The television screen turned sepia then, with the image of a locomotive wheel turning and the sound of gears in the background. “Driving forward with the power of fire and steam,” a contralto said in the clipped tones of British received pronunciation. “As unstoppable as progress. As inevitable as eternity.” The screen faded to a dark haired woman in soft focus, wearing a Victorian dress, only her eyes clear as they looked out at the viewers. “What the machine knows, who can tell?” she whispered, her own voice American.

“Discover the secret,” the narrator said, as the image dissolved onto a diamond cut glass bottle. “Steam, by Lovelace.”

Andi shook her head as the screen switched back to the tennis coverage. “A perfume named Steam? Does it smell like an engine? Or just water?”

“I like that commercial,” Jennie said. “Gilmore just oozes, like… it’s like sex but it’s all serene?”

“Gilmore?” Andi asked.

“Rachelle Gilmore? Owns Lovelace?”

“Oh.” Andi nodded. She’d heard of the woman — apparently made her mark back in the nineties during the tech boom. “I thought Lovelace was a technology company.”

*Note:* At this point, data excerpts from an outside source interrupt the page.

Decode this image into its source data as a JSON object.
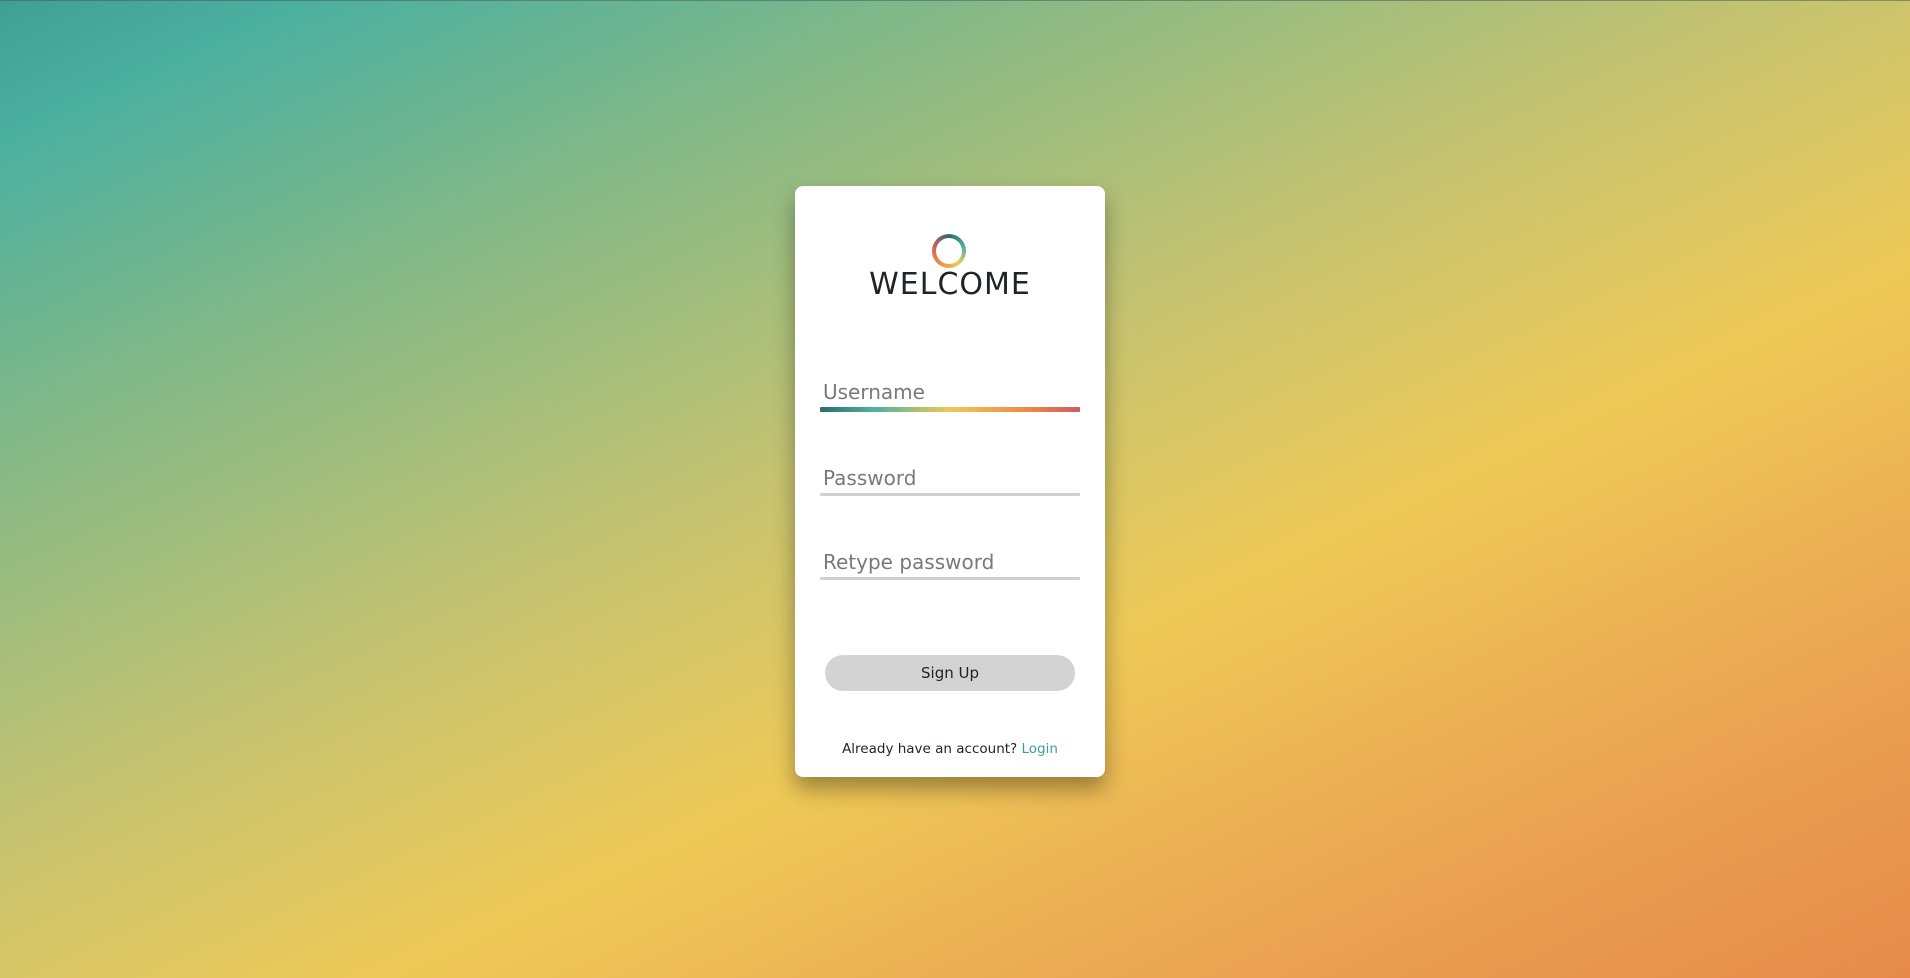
{
  "colors": {
    "accent": "#3fa090",
    "button_bg": "#d3d3d3",
    "card_bg": "#ffffff",
    "underline_inactive": "#d0d0d0",
    "background_gradient": [
      "#4cb09f",
      "#eec957",
      "#e68a4b"
    ]
  },
  "logo": {
    "icon": "ring-logo-icon"
  },
  "title": "WELCOME",
  "form": {
    "username": {
      "placeholder": "Username",
      "value": "",
      "focused": true
    },
    "password": {
      "placeholder": "Password",
      "value": ""
    },
    "retype_password": {
      "placeholder": "Retype password",
      "value": ""
    }
  },
  "signup_button": "Sign Up",
  "footer": {
    "text": "Already have an account?",
    "link": "Login"
  }
}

“It is.” Jennie held up her smartphone. “This is a Double-L Viper. That’s one of theirs I think.”

“I know it is. I have a Double-L 7.”

“Right, right. Wait, how did they not get sued over that?”

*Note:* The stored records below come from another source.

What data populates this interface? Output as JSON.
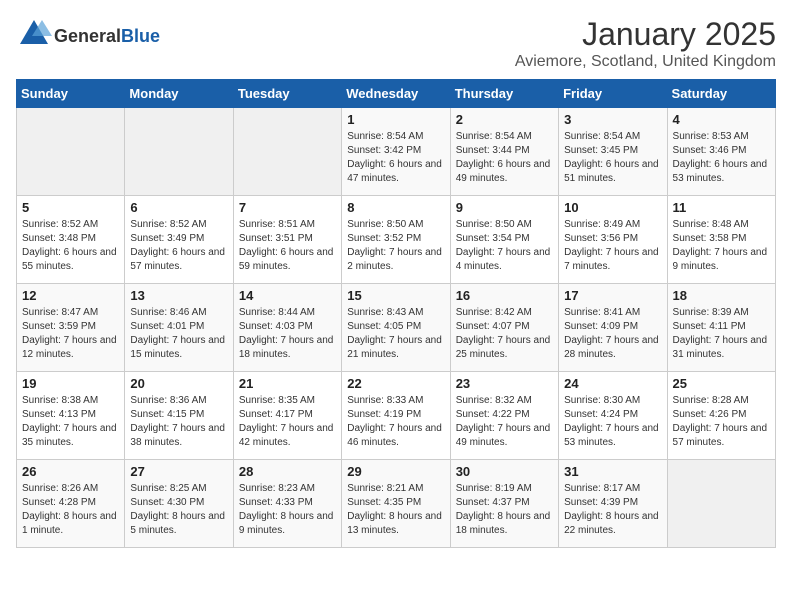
{
  "header": {
    "logo_general": "General",
    "logo_blue": "Blue",
    "title": "January 2025",
    "subtitle": "Aviemore, Scotland, United Kingdom"
  },
  "weekdays": [
    "Sunday",
    "Monday",
    "Tuesday",
    "Wednesday",
    "Thursday",
    "Friday",
    "Saturday"
  ],
  "weeks": [
    [
      {
        "day": "",
        "info": ""
      },
      {
        "day": "",
        "info": ""
      },
      {
        "day": "",
        "info": ""
      },
      {
        "day": "1",
        "info": "Sunrise: 8:54 AM\nSunset: 3:42 PM\nDaylight: 6 hours and 47 minutes."
      },
      {
        "day": "2",
        "info": "Sunrise: 8:54 AM\nSunset: 3:44 PM\nDaylight: 6 hours and 49 minutes."
      },
      {
        "day": "3",
        "info": "Sunrise: 8:54 AM\nSunset: 3:45 PM\nDaylight: 6 hours and 51 minutes."
      },
      {
        "day": "4",
        "info": "Sunrise: 8:53 AM\nSunset: 3:46 PM\nDaylight: 6 hours and 53 minutes."
      }
    ],
    [
      {
        "day": "5",
        "info": "Sunrise: 8:52 AM\nSunset: 3:48 PM\nDaylight: 6 hours and 55 minutes."
      },
      {
        "day": "6",
        "info": "Sunrise: 8:52 AM\nSunset: 3:49 PM\nDaylight: 6 hours and 57 minutes."
      },
      {
        "day": "7",
        "info": "Sunrise: 8:51 AM\nSunset: 3:51 PM\nDaylight: 6 hours and 59 minutes."
      },
      {
        "day": "8",
        "info": "Sunrise: 8:50 AM\nSunset: 3:52 PM\nDaylight: 7 hours and 2 minutes."
      },
      {
        "day": "9",
        "info": "Sunrise: 8:50 AM\nSunset: 3:54 PM\nDaylight: 7 hours and 4 minutes."
      },
      {
        "day": "10",
        "info": "Sunrise: 8:49 AM\nSunset: 3:56 PM\nDaylight: 7 hours and 7 minutes."
      },
      {
        "day": "11",
        "info": "Sunrise: 8:48 AM\nSunset: 3:58 PM\nDaylight: 7 hours and 9 minutes."
      }
    ],
    [
      {
        "day": "12",
        "info": "Sunrise: 8:47 AM\nSunset: 3:59 PM\nDaylight: 7 hours and 12 minutes."
      },
      {
        "day": "13",
        "info": "Sunrise: 8:46 AM\nSunset: 4:01 PM\nDaylight: 7 hours and 15 minutes."
      },
      {
        "day": "14",
        "info": "Sunrise: 8:44 AM\nSunset: 4:03 PM\nDaylight: 7 hours and 18 minutes."
      },
      {
        "day": "15",
        "info": "Sunrise: 8:43 AM\nSunset: 4:05 PM\nDaylight: 7 hours and 21 minutes."
      },
      {
        "day": "16",
        "info": "Sunrise: 8:42 AM\nSunset: 4:07 PM\nDaylight: 7 hours and 25 minutes."
      },
      {
        "day": "17",
        "info": "Sunrise: 8:41 AM\nSunset: 4:09 PM\nDaylight: 7 hours and 28 minutes."
      },
      {
        "day": "18",
        "info": "Sunrise: 8:39 AM\nSunset: 4:11 PM\nDaylight: 7 hours and 31 minutes."
      }
    ],
    [
      {
        "day": "19",
        "info": "Sunrise: 8:38 AM\nSunset: 4:13 PM\nDaylight: 7 hours and 35 minutes."
      },
      {
        "day": "20",
        "info": "Sunrise: 8:36 AM\nSunset: 4:15 PM\nDaylight: 7 hours and 38 minutes."
      },
      {
        "day": "21",
        "info": "Sunrise: 8:35 AM\nSunset: 4:17 PM\nDaylight: 7 hours and 42 minutes."
      },
      {
        "day": "22",
        "info": "Sunrise: 8:33 AM\nSunset: 4:19 PM\nDaylight: 7 hours and 46 minutes."
      },
      {
        "day": "23",
        "info": "Sunrise: 8:32 AM\nSunset: 4:22 PM\nDaylight: 7 hours and 49 minutes."
      },
      {
        "day": "24",
        "info": "Sunrise: 8:30 AM\nSunset: 4:24 PM\nDaylight: 7 hours and 53 minutes."
      },
      {
        "day": "25",
        "info": "Sunrise: 8:28 AM\nSunset: 4:26 PM\nDaylight: 7 hours and 57 minutes."
      }
    ],
    [
      {
        "day": "26",
        "info": "Sunrise: 8:26 AM\nSunset: 4:28 PM\nDaylight: 8 hours and 1 minute."
      },
      {
        "day": "27",
        "info": "Sunrise: 8:25 AM\nSunset: 4:30 PM\nDaylight: 8 hours and 5 minutes."
      },
      {
        "day": "28",
        "info": "Sunrise: 8:23 AM\nSunset: 4:33 PM\nDaylight: 8 hours and 9 minutes."
      },
      {
        "day": "29",
        "info": "Sunrise: 8:21 AM\nSunset: 4:35 PM\nDaylight: 8 hours and 13 minutes."
      },
      {
        "day": "30",
        "info": "Sunrise: 8:19 AM\nSunset: 4:37 PM\nDaylight: 8 hours and 18 minutes."
      },
      {
        "day": "31",
        "info": "Sunrise: 8:17 AM\nSunset: 4:39 PM\nDaylight: 8 hours and 22 minutes."
      },
      {
        "day": "",
        "info": ""
      }
    ]
  ]
}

“No idea. So why is Rachelle Gilmore hawking perfume?”

Jennie shrugged. “She likes money?”

Andi snorted. “I wonder if she actually smells good.”

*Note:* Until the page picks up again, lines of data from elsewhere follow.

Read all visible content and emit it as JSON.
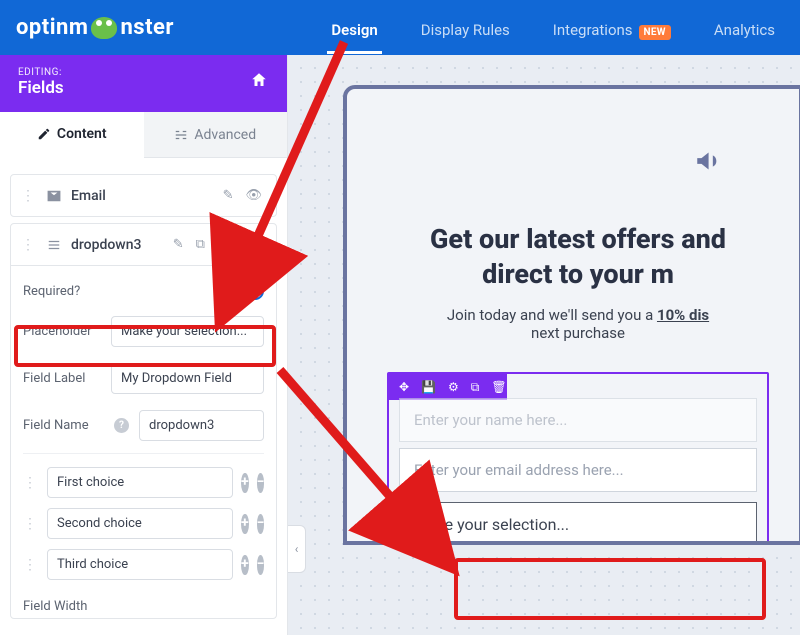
{
  "nav": {
    "logo_left": "optinm",
    "logo_right": "nster",
    "items": [
      {
        "label": "Design",
        "active": true
      },
      {
        "label": "Display Rules"
      },
      {
        "label": "Integrations",
        "badge": "NEW"
      },
      {
        "label": "Analytics"
      }
    ]
  },
  "panel": {
    "editing_label": "EDITING:",
    "editing_title": "Fields",
    "tabs": [
      {
        "label": "Content",
        "active": true
      },
      {
        "label": "Advanced"
      }
    ],
    "email_field": {
      "label": "Email"
    },
    "dropdown_field": {
      "label": "dropdown3",
      "required_label": "Required?",
      "required_on": true,
      "placeholder_label": "Placeholder",
      "placeholder_value": "Make your selection...",
      "fieldlabel_label": "Field Label",
      "fieldlabel_value": "My Dropdown Field",
      "fieldname_label": "Field Name",
      "fieldname_value": "dropdown3",
      "choices": [
        "First choice",
        "Second choice",
        "Third choice"
      ],
      "fieldwidth_label": "Field Width"
    }
  },
  "preview": {
    "headline_l1": "Get our latest offers and",
    "headline_l2": "direct to your m",
    "sub_prefix": "Join today and we'll send you a ",
    "sub_bold": "10% dis",
    "sub_l2": "next purchase",
    "name_placeholder": "Enter your name here...",
    "email_placeholder": "Enter your email address here...",
    "select_text": "Make your selection..."
  }
}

“You know what? Don’t think I care.” Jennie grinned, even as her phone pinged again. She read her message and began answering.

Andi chuckled, walking through the door to the first floor hallway. Her room was at the end. She had time for a shower, almost by definition, and that sounded really nice all of a sudden, especially since the Lacrosse team had an away game, which meant an hour crammed into a microbus.

Discover the secret. Gilmore’s own accent was generic American, but she gave off the impression of Britain. Andi wasn’t sure if she should be offended or not. Still, it was an evocative tag line. What secret? How did steam become mysterious?

Well, maybe the fact that Andi was thinking about it meant she got it right. Who could tell?

Andi went into her room, looking around. Her clothes were strewn about her side, leaking onto Jennie’s side. Well, that was okay — Jennie’s clothing leaked onto hers. The whole place had a stale sweat smell. Maybe they needed to buy a bottle of Steam just to hide the odor. Instead, she slid the window open, then grabbed a towel, her shower kit and some sweats to change into. Fifteen minutes of shower, then get ready for practice. A nice boring afternoon, then a nice, boring Sunday. Stupid half-day Saturday. Andi wondered how many times she’d had a half-day of school on a Saturday, followed by sport….

Mm. Fifteen, that school year. Twenty one total during her time at Bralson. So thirty six total. Not as bad as it sounded. Well, and the other sixteen weeks when they hadn’t had Saturday classes at Brooks-Carillon Academy, but they still had practices or games. Oh, and a total of two hundred sixteen days of Saturday sport required at Canterbury without associated classes, so two hundred sixty eight academically mandated days of exercise on Saturdays. And of course, athletics were a seven day a week requirement at summer camps, but she didn’t count that. Well, she never minded being athletic, so long as she didn’t have to do math or remember things first.